43:15 W. Binney: Maybe most of your listeners don’t know that the NSA and the intelligence agencies are exempt from auditing by the US government. It’s like, wouldn’t you like to have a job where you are the head of NSA and you are handed somewhere between 10 and 50 billion dollars a year to spend any way you see fit and no one will check on you how you spend it? It means that you could take a million home a month with nobody missing it. And even if they did they wouldn’t follow up to find out what you did with it. That’s a setup for corruption and that’s exactly what has been going on.



Here is a New York Time 8 minute video and an op-ed on William Binnie


Following the publication of the NYT in 2005 on NSA warrantless surveillance, the NSA starts an investigation on damage assessment as mentioned in this article.


Also, FBI launched an aggressive investigation.



“The 2005 NSA document ends with a recommendation “that the Director, NSA, request a DOJ investigation.” The Bush administration did in fact launch an aggressive investigation, with 25 FBI agents and five prosecutors assigned to the case, the Times reported in 2010.”



Sources mentioned above are cited in this article by the Electronic Frontier Foundation (EFF)



It should be noted that there is an active court case against the NSA on the subject by the Electronic Frontier Foundation (Jewel v. NSA)


In Jewel v. NSA, EFF is suing the NSA and other government agencies on behalf of AT&T customers to stop the illegal unconstitutional and ongoing dragnet surveillance of their communications and communications records.

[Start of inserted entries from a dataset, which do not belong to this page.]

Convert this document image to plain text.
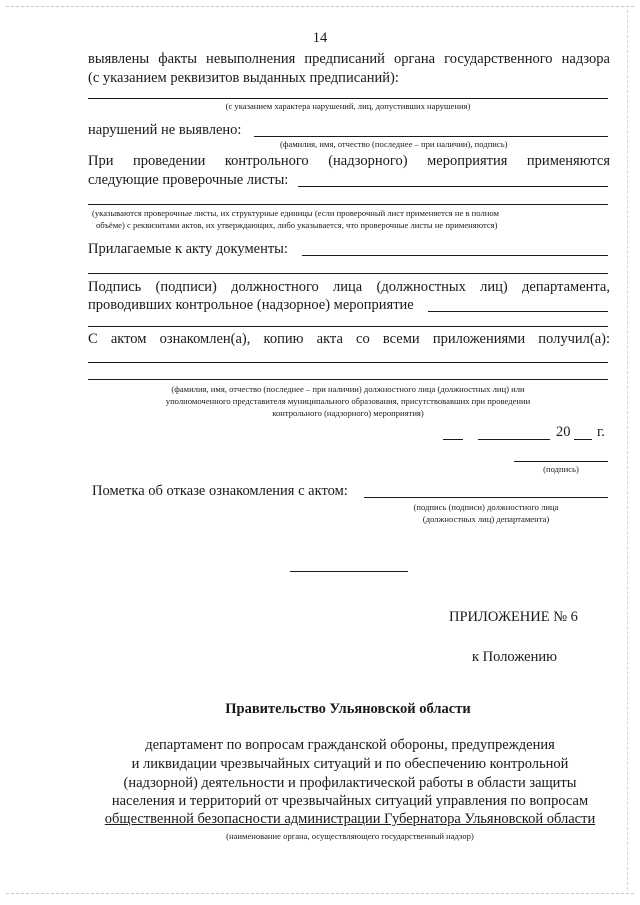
14
выявлены факты невыполнения предписаний органа государственного надзора
(с указанием реквизитов выданных предписаний):
(с указанием характера нарушений, лиц, допустивших нарушения)
нарушений не выявлено:
(фамилия, имя, отчество (последнее – при наличии), подпись)
При проведении контрольного (надзорного) мероприятия применяются
следующие проверочные листы:
(указываются проверочные листы, их структурные единицы (если проверочный лист применяется не в полном
объёме) с реквизитами актов, их утверждающих, либо указывается, что проверочные листы не применяются)
Прилагаемые к акту документы:
Подпись (подписи) должностного лица (должностных лиц) департамента,
проводивших контрольное (надзорное) мероприятие
С актом ознакомлен(а), копию акта со всеми приложениями получил(а):
(фамилия, имя, отчество (последнее – при наличии) должностного лица (должностных лиц) или
уполномоченного представителя муниципального образования, присутствовавших при проведении
контрольного (надзорного) мероприятия)
20 г.
(подпись)
Пометка об отказе ознакомления с актом:
(подпись (подписи) должностного лица
(должностных лиц) департамента)
ПРИЛОЖЕНИЕ № 6
к Положению
Правительство Ульяновской области
департамент по вопросам гражданской обороны, предупреждения
и ликвидации чрезвычайных ситуаций и по обеспечению контрольной
(надзорной) деятельности и профилактической работы в области защиты
населения и территорий от чрезвычайных ситуаций управления по вопросам
общественной безопасности администрации Губернатора Ульяновской области
(наименование органа, осуществляющего государственный надзор)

Also, as mentioned in this NYT article

Thomas Drake “hired in 2001 by the National Security Agency to help it catch up with the e-mail and cellphone revolution”, “became convinced that the government’s eavesdroppers were squandering hundreds of millions of dollars on failed programs while ignoring a promising alternative.” After contacting all the official sources in the intelligence community and the government without success, he contacted a reporter of the Baltimore Sun who wrote a series of articles on the subject in 2006-2007.


Here is an article published in the Baltimore Sun on ThinThread discontinuation.


The FBI investigation results in raids in houses to seize material related to the case.


“Three ex-NSA staffers, William Binney, J. Kirke Wiebe, and Ed Loomis, all of whom had quit NSA over concerns about the legality of the agency's activities, teamed with Diane Roark, a staffer on the House Intelligence Committee, to ask the Inspector General to investigate. A major source for the IG report was Thomas Andrews Drake, an ex-Air Force senior NSA official with an expertise in computers. Siobhan Gorman of The Baltimore Sun published a series of articles about Trailblazer in 2006–2007.”


“The FBI agents investigating the 2005 The New York Times story eventually made their way to The Baltimore Sun story, and then to Binney, Wiebe, Loomis, Roark, and Drake. In 2007 armed FBI agents raided the houses of Roark, Binney, and Wiebe. Binney claimed they pointed guns at his head. Wiebe said it reminded him of the Soviet Union. None were charged with crimes except for Drake. In 2010 he was indicted under the Espionage Act of 1917, as part of Obama's unprecedented crackdown on leakers.[49][50] The charges against him were dropped in 2011 and he pleaded to a single misdemeanor.”


Binney and Wiebe sued for the raids and won. Roark has an active court case on the subject.